Daqing Zhang (Tsinghua University)
19. December
Understanding and Pushing the limits of WiFi/4G/5G-based Human Sensing
WiFi/4G/5G based wireless sensing has attracted a lot of attention from both academia and industry in the last decade. However, fundamental questions such as the sensing limit, sensing boundary and sensing quality of WiFi/4G/5G signals have not been explored, making the wireless sensing system design and deployment in a trial-and-error manner. In this talk, I will first introduce the Fresnel zone model as a generic theoretic basis for device-free and contactless human sensing with WiFi/4G/5G signals, revealing the relationship among the received CSI signal, the distance between the two transceivers, the location and heading of the sensing target with respect to the transceivers, and the environment; as well as why most existing CSI-based human sensing systems don’t work robustly in real settings.

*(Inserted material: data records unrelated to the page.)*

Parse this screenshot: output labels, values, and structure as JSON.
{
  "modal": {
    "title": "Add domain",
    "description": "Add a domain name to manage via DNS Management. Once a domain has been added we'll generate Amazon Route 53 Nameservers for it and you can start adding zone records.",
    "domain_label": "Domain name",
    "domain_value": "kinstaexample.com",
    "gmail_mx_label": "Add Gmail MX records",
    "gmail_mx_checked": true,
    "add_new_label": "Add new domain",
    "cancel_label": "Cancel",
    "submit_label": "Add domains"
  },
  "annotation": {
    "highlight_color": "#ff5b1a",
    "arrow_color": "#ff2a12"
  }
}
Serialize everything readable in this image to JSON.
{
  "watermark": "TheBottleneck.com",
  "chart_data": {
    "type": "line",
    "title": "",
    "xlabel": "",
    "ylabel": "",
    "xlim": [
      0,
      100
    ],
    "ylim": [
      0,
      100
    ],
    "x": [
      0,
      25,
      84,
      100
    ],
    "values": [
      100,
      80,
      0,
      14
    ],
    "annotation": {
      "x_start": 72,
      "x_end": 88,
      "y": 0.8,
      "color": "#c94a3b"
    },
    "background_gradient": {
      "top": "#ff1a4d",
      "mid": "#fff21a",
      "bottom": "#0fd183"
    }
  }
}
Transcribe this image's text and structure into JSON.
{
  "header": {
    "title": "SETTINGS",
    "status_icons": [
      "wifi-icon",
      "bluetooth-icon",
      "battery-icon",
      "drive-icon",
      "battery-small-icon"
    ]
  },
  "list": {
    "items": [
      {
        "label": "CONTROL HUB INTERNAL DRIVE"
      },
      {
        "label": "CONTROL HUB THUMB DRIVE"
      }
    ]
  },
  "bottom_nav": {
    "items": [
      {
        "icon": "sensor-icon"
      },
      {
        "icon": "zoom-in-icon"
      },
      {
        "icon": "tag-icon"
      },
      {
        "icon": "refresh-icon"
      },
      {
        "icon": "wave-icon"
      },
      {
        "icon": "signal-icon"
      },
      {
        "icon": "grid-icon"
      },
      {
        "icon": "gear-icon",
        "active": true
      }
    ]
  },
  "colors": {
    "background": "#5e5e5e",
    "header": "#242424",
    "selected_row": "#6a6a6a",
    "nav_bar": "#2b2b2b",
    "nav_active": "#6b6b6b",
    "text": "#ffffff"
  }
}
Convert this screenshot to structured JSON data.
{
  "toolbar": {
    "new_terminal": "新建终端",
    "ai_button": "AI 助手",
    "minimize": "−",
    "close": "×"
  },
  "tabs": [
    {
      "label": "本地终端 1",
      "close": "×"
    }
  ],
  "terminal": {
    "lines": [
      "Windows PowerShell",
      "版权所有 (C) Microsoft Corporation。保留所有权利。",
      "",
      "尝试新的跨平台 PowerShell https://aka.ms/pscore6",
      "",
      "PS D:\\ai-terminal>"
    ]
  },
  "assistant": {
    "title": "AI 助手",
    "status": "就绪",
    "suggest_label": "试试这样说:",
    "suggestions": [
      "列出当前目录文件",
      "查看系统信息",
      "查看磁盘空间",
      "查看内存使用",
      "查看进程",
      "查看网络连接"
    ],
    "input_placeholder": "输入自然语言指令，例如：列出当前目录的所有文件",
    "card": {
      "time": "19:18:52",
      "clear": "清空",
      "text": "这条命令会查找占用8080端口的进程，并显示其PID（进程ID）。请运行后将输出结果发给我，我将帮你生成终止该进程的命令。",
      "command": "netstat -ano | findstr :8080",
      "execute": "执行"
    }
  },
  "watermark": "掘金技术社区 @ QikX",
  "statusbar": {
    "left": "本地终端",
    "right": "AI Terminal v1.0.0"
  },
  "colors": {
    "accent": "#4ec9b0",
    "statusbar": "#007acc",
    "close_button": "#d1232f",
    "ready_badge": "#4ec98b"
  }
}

Then we propose to define and deploy the Sensing Signal to Noise Ratio (SSNR) as a new metric to inform the sensing limit, sensing boundary and sensing signal quality of WiFi/4G/5G-based human sensing systems. We further apply the SSNR metric to show how we can push the sensing range of a commodity WiFi-based human respiration monitoring system to more than 30 meters by exploiting the time, space and frequency diversity of WiFi signals.
Integrated Sensing and Communication (ISAC) is recognized as a promising technology for both the next-generation wireless networks and radar systems. In this talk, we consider a P2P ISAC model under vector Gaussian channels, and propose to use the CRB-rate region as a basic tool for depicting the fundamental sensing and communications (S&C) tradeoff. We characterize the S&C performance at the two corner points of the CRB-rate region. In particular, we derive the high-SNR communication capacity at the sensing-optimal point, and provide lower and upper bounds for the sensing CRB at the communication-optimal point. Our main results reveal a two-fold tradeoff in ISAC systems, consisting of the subspace tradeoff (ST) and deterministic-random tradeoff (DRT) that depend on the resource allocation and data modulation schemes employed for S&C, respectively.